Pada Februari 2026, pasar mobil listrik di kawasan tersebut turun 35 persen menjadi kurang dari 90.000 unit. Penurunan ini menjadi tren penurunan kelima secara berturut-turut setelah berakhirnya program insentif pajak kendaraan listrik di Amerika Serikat pada September tahun lalu.

Selain itu, kebijakan pemerintah Amerika Serikat di bawah Presiden Donald Trump yang mengusulkan pelonggaran standar emisi karbon juga disebut memengaruhi minat pasar terhadap kendaraan listrik.

Kombinasi kebijakan tersebut dan melemahnya permintaan global membuat sejumlah produsen otomotif yang memiliki eksposur besar di pasar Amerika Serikat mengalami penurunan nilai aset hingga lebih dari 70 miliar dolar AS.

Eropa Masih Tumbuh, Meski Melambat

Berbeda dengan China dan Amerika Utara, pasar kendaraan listrik di Eropa masih menunjukkan pertumbuhan positif.Pada Februari 2026, penjualan kendaraan listrik di kawasan tersebut naik 21 persen.
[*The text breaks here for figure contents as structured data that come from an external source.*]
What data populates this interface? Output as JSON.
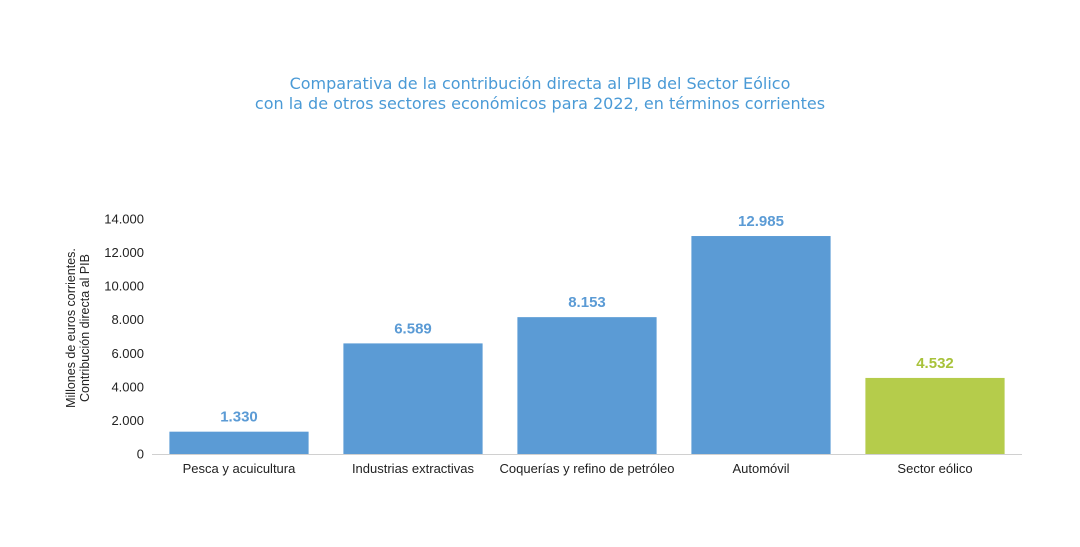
{
  "colors": {
    "title": "#4a9ad6",
    "bar_default": "#5b9bd5",
    "bar_highlight": "#b5cc4b",
    "label_default": "#5b9bd5",
    "label_highlight": "#a8c23a",
    "axis": "#d0d0d0",
    "text": "#222222"
  },
  "chart_data": {
    "type": "bar",
    "title": [
      "Comparativa de la contribución directa al PIB del Sector Eólico",
      "con la de otros sectores económicos para 2022, en términos corrientes"
    ],
    "ylabel": [
      "Millones de euros corrientes.",
      "Contribución  directa al PIB"
    ],
    "xlabel": "",
    "categories": [
      "Pesca y acuicultura",
      "Industrias extractivas",
      "Coquerías y refino de petróleo",
      "Automóvil",
      "Sector eólico"
    ],
    "values": [
      1330,
      6589,
      8153,
      12985,
      4532
    ],
    "value_labels": [
      "1.330",
      "6.589",
      "8.153",
      "12.985",
      "4.532"
    ],
    "highlight_index": 4,
    "ylim": [
      0,
      14000
    ],
    "yticks": [
      0,
      2000,
      4000,
      6000,
      8000,
      10000,
      12000,
      14000
    ],
    "ytick_labels": [
      "0",
      "2.000",
      "4.000",
      "6.000",
      "8.000",
      "10.000",
      "12.000",
      "14.000"
    ],
    "grid": false,
    "legend": "none"
  }
}
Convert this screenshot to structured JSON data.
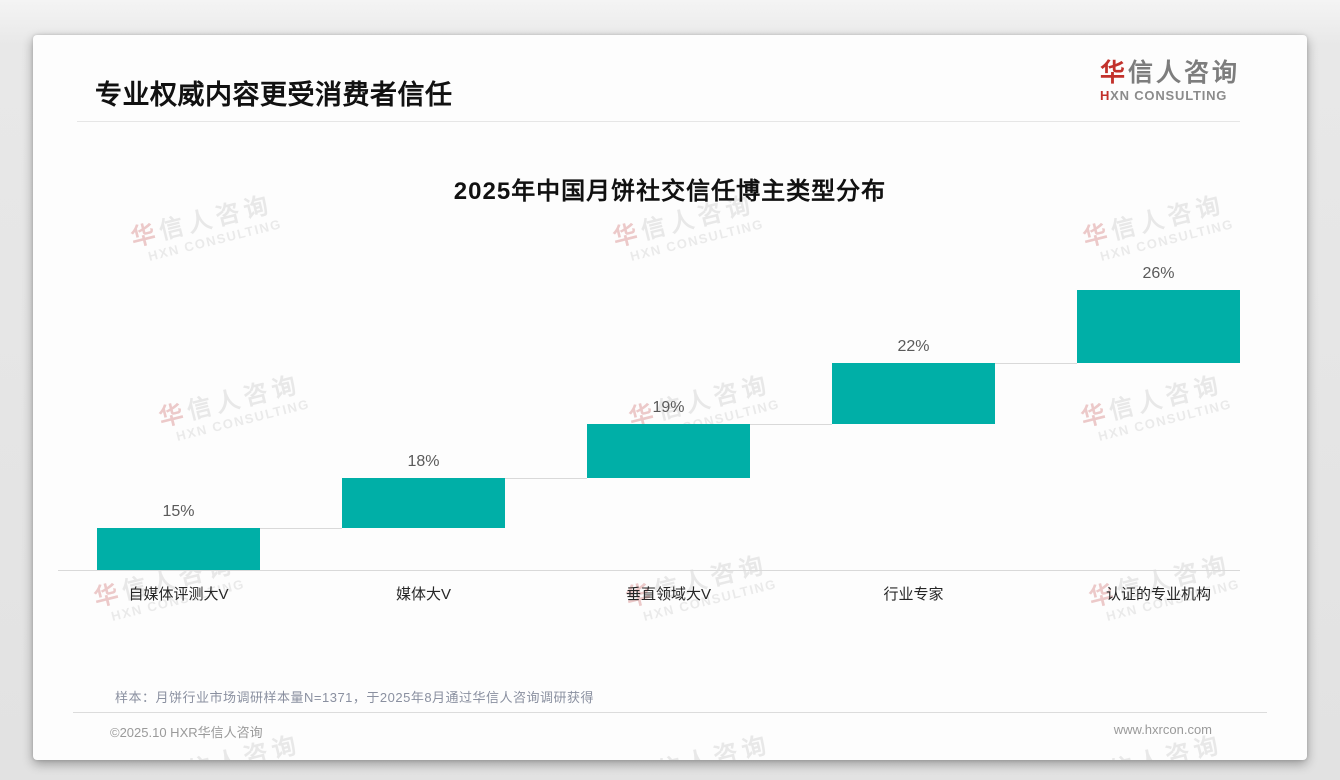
{
  "page": {
    "header": {
      "title": "专业权威内容更受消费者信任"
    },
    "brand": {
      "logo_zh_first": "华",
      "logo_zh_rest": "信人咨询",
      "logo_en_first": "H",
      "logo_en_rest": "XN CONSULTING"
    },
    "watermark": {
      "zh_first": "华",
      "zh_rest": "信人咨询",
      "en": "HXN CONSULTING"
    },
    "note": "样本：月饼行业市场调研样本量N=1371，于2025年8月通过华信人咨询调研获得",
    "footer": {
      "copyright": "©2025.10 HXR华信人咨询",
      "website": "www.hxrcon.com"
    }
  },
  "chart_data": {
    "type": "bar",
    "subtype": "cumulative-staircase",
    "title": "2025年中国月饼社交信任博主类型分布",
    "categories": [
      "自媒体评测大V",
      "媒体大V",
      "垂直领域大V",
      "行业专家",
      "认证的专业机构"
    ],
    "values": [
      15,
      18,
      19,
      22,
      26
    ],
    "value_labels": [
      "15%",
      "18%",
      "19%",
      "22%",
      "26%"
    ],
    "unit": "%",
    "total": 100,
    "bar_color": "#00AFA7",
    "value_label_color": "#5a5a5a",
    "category_label_color": "#262626",
    "baseline_color": "#d9d9d9",
    "connector_color": "#d9d9d9",
    "grid": false,
    "legend": false
  }
}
Meski demikian, laju pertumbuhan ini lebih lambat dibandingkan sebagian besar periode pada tahun lalu.

Hal ini menunjukkan bahwa pasar kendaraan listrik Eropa tetap berkembang, tetapi tidak lagi tumbuh secepat sebelumnya.

Ekspansi Mobil Listrik China Dorong Pasar Global

Sementara itu, di wilayah lain dunia, penjualan kendaraan listrik justru menunjukkan pertumbuhan yang cukup signifikan.Penjualan mobil listrik di berbagai pasar baru meningkat 78 persen menjadi lebih dari 180.000 unit.

Pertumbuhan ini didorong oleh ekspansi produsen kendaraan listrik asal China yang agresif memasuki pasar internasional, termasuk di Asia, Australia, dan Eropa.

Langkah tersebut dilakukan di tengah persaingan yang semakin ketat di pasar domestik China, sehingga produsen mencari peluang pertumbuhan di pasar global.